How HMRC Selects Transfer Pricing Enquiry Targets
HMRC's Large Business directorate handles transfer pricing for the largest groups. For mid-market and scaling companies, the Medium and Large business compliance teams use a risk profiling approach to identify enquiry targets. The risk indicators that attract attention include:
- A UK entity that consistently reports low or negative profits despite being part of a profitable multinational group
- Significant intragroup transactions with entities in low-tax jurisdictions
- IP-rich UK companies that have recently restructured their IP ownership arrangements
- Groups that have expanded overseas rapidly (common in scaling fintechs) without corresponding adjustment to their intercompany arrangements
- Transfer pricing returns that do not match the substance of the group's operations
Practical Steps for Scaling Fintechs
For a fintech that is growing into transfer pricing complexity, the following sequence represents best practice:
- Map all intragroup transactions: start with a complete inventory of every transaction between group entities — services, IP licences, loans, guarantees, shared costs. Many growing fintechs have intragroup arrangements that evolved organically without formal documentation or pricing analysis.
- Conduct a functional analysis for each entity: for each group entity, document the functions performed, assets employed, and risks assumed. This is the foundation of any transfer pricing analysis and determines which entities should earn which types of profit.
- Apply the most appropriate method and set arm's length prices: for each transaction type, select the most appropriate OECD-approved method and run a benchmarking analysis to support the price. For management charges, this typically means preparing or commissioning a cost allocation study.
- Prepare Local File documentation: even if you are below the Master File threshold, prepare Local File-style documentation for material transactions.

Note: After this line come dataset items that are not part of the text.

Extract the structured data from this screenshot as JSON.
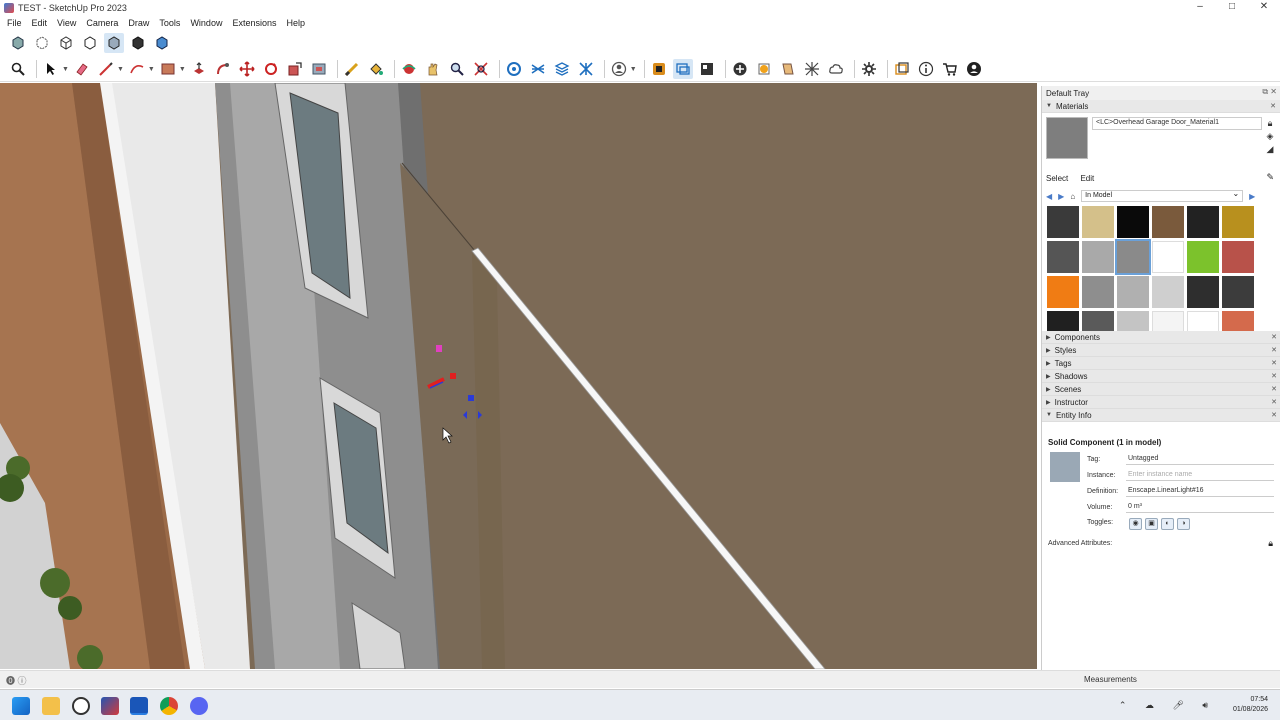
{
  "window": {
    "title": "TEST - SketchUp Pro 2023",
    "controls": [
      "–",
      "□",
      "✕"
    ]
  },
  "menu": [
    "File",
    "Edit",
    "View",
    "Camera",
    "Draw",
    "Tools",
    "Window",
    "Extensions",
    "Help"
  ],
  "tray": {
    "title": "Default Tray",
    "materials": {
      "section_label": "Materials",
      "current_name": "<LC>Overhead Garage Door_Material1",
      "tab_select": "Select",
      "tab_edit": "Edit",
      "library": "In Model",
      "swatches": [
        "#3a3a3a",
        "#d4c08a",
        "#0a0a0a",
        "#7a5a3c",
        "#222222",
        "#b8901e",
        "#555555",
        "#a9a9a9",
        "#8a8a8a",
        "#ffffff",
        "#7cc22c",
        "#b8524a",
        "#f07c14",
        "#8e8e8e",
        "#b0b0b0",
        "#cfcfcf",
        "#2e2e2e",
        "#3c3c3c",
        "#202020",
        "#5a5a5a",
        "#c4c4c4",
        "#f4f4f4",
        "#ffffff",
        "#d46a4c"
      ]
    },
    "sections": [
      "Components",
      "Styles",
      "Tags",
      "Shadows",
      "Scenes",
      "Instructor"
    ],
    "entity_info": {
      "section_label": "Entity Info",
      "title": "Solid Component (1 in model)",
      "tag_label": "Tag:",
      "tag_value": "Untagged",
      "instance_label": "Instance:",
      "instance_placeholder": "Enter instance name",
      "definition_label": "Definition:",
      "definition_value": "Enscape.LinearLight#16",
      "volume_label": "Volume:",
      "volume_value": "0 m³",
      "toggles_label": "Toggles:",
      "advanced": "Advanced Attributes:"
    }
  },
  "status": {
    "measurements_label": "Measurements"
  },
  "clock": {
    "time": "07:54",
    "date": "01/08/2026"
  }
}
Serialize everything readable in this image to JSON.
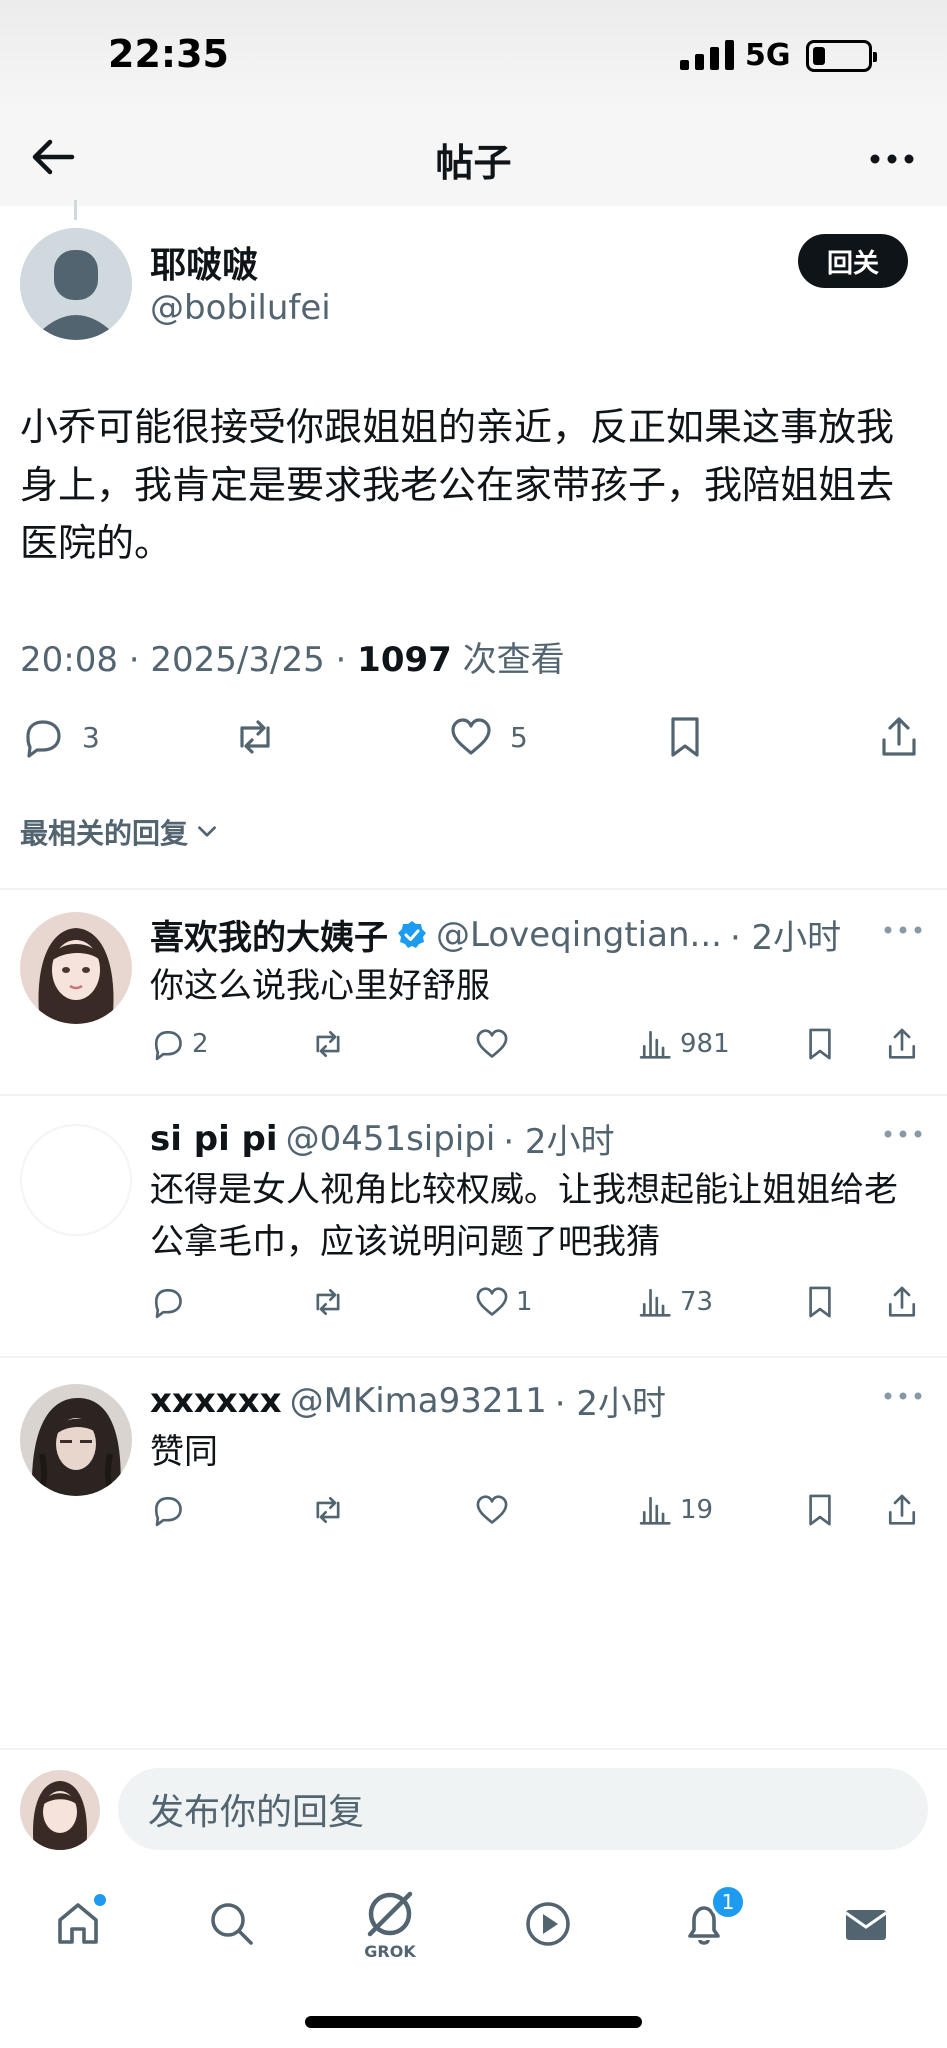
{
  "status_bar": {
    "time": "22:35",
    "network": "5G"
  },
  "header": {
    "title": "帖子"
  },
  "post": {
    "author_name": "耶啵啵",
    "author_handle": "@bobilufei",
    "follow_button": "回关",
    "text": "小乔可能很接受你跟姐姐的亲近，反正如果这事放我身上，我肯定是要求我老公在家带孩子，我陪姐姐去医院的。",
    "time": "20:08 · 2025/3/25 · ",
    "views": "1097",
    "views_label": " 次查看",
    "reply_count": "3",
    "like_count": "5"
  },
  "sort": {
    "label": "最相关的回复"
  },
  "replies": [
    {
      "name": "喜欢我的大姨子",
      "verified": true,
      "handle": "@Loveqingtian...",
      "time": "· 2小时",
      "text": "你这么说我心里好舒服",
      "reply_count": "2",
      "retweet_count": "",
      "like_count": "",
      "views": "981"
    },
    {
      "name": "si pi pi",
      "verified": false,
      "handle": "@0451sipipi",
      "time": "· 2小时",
      "text": "还得是女人视角比较权威。让我想起能让姐姐给老公拿毛巾，应该说明问题了吧我猜",
      "reply_count": "",
      "retweet_count": "",
      "like_count": "1",
      "views": "73"
    },
    {
      "name": "xxxxxx",
      "verified": false,
      "handle": "@MKima93211",
      "time": "· 2小时",
      "text": "赞同",
      "reply_count": "",
      "retweet_count": "",
      "like_count": "",
      "views": "19"
    }
  ],
  "compose": {
    "placeholder": "发布你的回复"
  },
  "tabbar": {
    "grok_label": "GROK",
    "notification_count": "1"
  },
  "colors": {
    "accent": "#1d9bf0",
    "text": "#0f1419",
    "muted": "#536471"
  }
}
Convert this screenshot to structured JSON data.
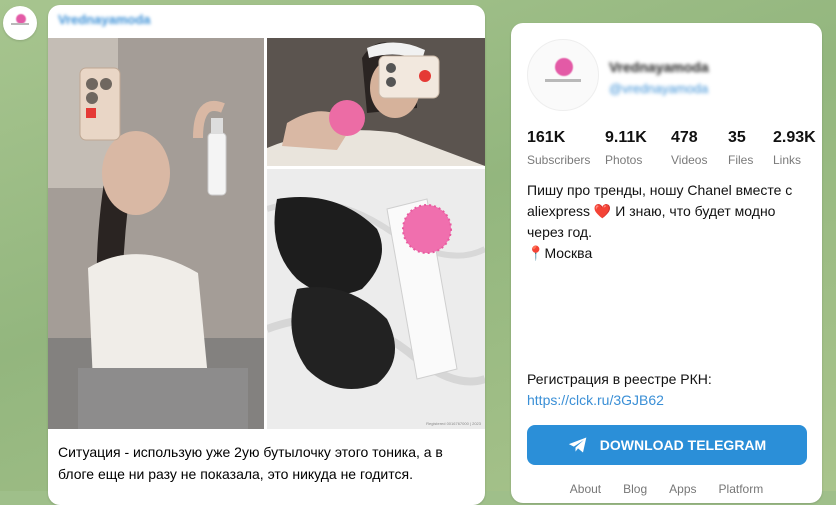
{
  "post": {
    "author": "Vrednayamoda",
    "text": "Ситуация - использую уже 2ую бутылочку этого тоника, а в блоге еще ни разу не показала, это никуда не годится.",
    "photo_caption": "Registered 0016767000 | 2023"
  },
  "channel": {
    "title": "Vrednayamoda",
    "username": "@vrednayamoda",
    "stats": [
      {
        "value": "161K",
        "label": "Subscribers"
      },
      {
        "value": "9.11K",
        "label": "Photos"
      },
      {
        "value": "478",
        "label": "Videos"
      },
      {
        "value": "35",
        "label": "Files"
      },
      {
        "value": "2.93K",
        "label": "Links"
      }
    ],
    "description_line1": "Пишу про тренды, ношу Chanel вместе с aliexpress",
    "description_line2": "И знаю, что будет модно через год.",
    "location": "Москва",
    "registry_label": "Регистрация в реестре РКН:",
    "registry_link": "https://clck.ru/3GJB62",
    "download_label": "DOWNLOAD TELEGRAM",
    "footer_links": [
      "About",
      "Blog",
      "Apps",
      "Platform"
    ]
  },
  "colors": {
    "accent": "#2b8fd8",
    "link": "#3a8fd6",
    "background": "#9fbf8a"
  },
  "icons": {
    "heart": "red-heart-icon",
    "pin": "location-pin-icon",
    "telegram": "telegram-plane-icon"
  }
}
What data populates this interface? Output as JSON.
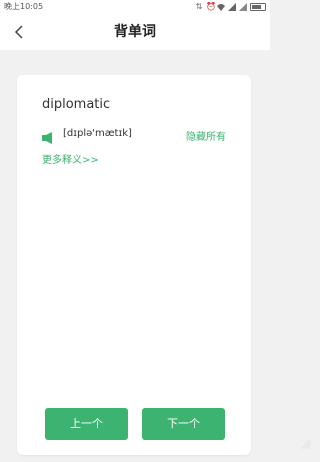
{
  "status_bar": {
    "time": "晚上10:05"
  },
  "header": {
    "title": "背单词"
  },
  "card": {
    "word": "diplomatic",
    "phonetic": "[dɪplə'mætɪk]",
    "hide_all_label": "隐藏所有",
    "more_definitions_label": "更多释义>>"
  },
  "buttons": {
    "prev_label": "上一个",
    "next_label": "下一个"
  },
  "colors": {
    "accent": "#3cb371",
    "background": "#f1f1f1",
    "card": "#ffffff"
  },
  "icons": {
    "back": "chevron-left-icon",
    "speaker": "speaker-icon"
  }
}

This provides contemporaneous evidence of your transfer pricing analysis and is your first line of defence in an HMRC enquiry.
- Review annually: as the group evolves — new entities, new services, changed functions — your transfer pricing positions need to be reviewed and updated. An arrangement that was arm's length at incorporation may not be arm's length three years later when the subsidiary has grown substantially.
Key Takeaways
- Transfer pricing applies to any UK company with transactions with a related overseas party, regardless of size; the SME exemption removes the documentation requirement but not the arm's length obligation.
- TIOPA 2010 Part 4 is the primary UK legislation; it is supplemented by HMRC's International Manual and follows the OECD Guidelines.
- The five OECD-approved methods are CUP, RPM, Cost Plus, TNMM, and Profit Split; TNMM is the most commonly used in practice.
- Fintech-specific hotspots include IP ownership and licensing, intragroup tech fees, intercompany loans, and management charges.
- Prepare contemporaneous documentation at the time each arrangement is entered into; retrospective documentation carries significantly less weight with HMRC.
- The Master File and Local File requirements apply at £200m group turnover; CbCR applies at €750m group revenue.
- An annual review of transfer pricing positions is essential as the group structure and functions of each entity evolve.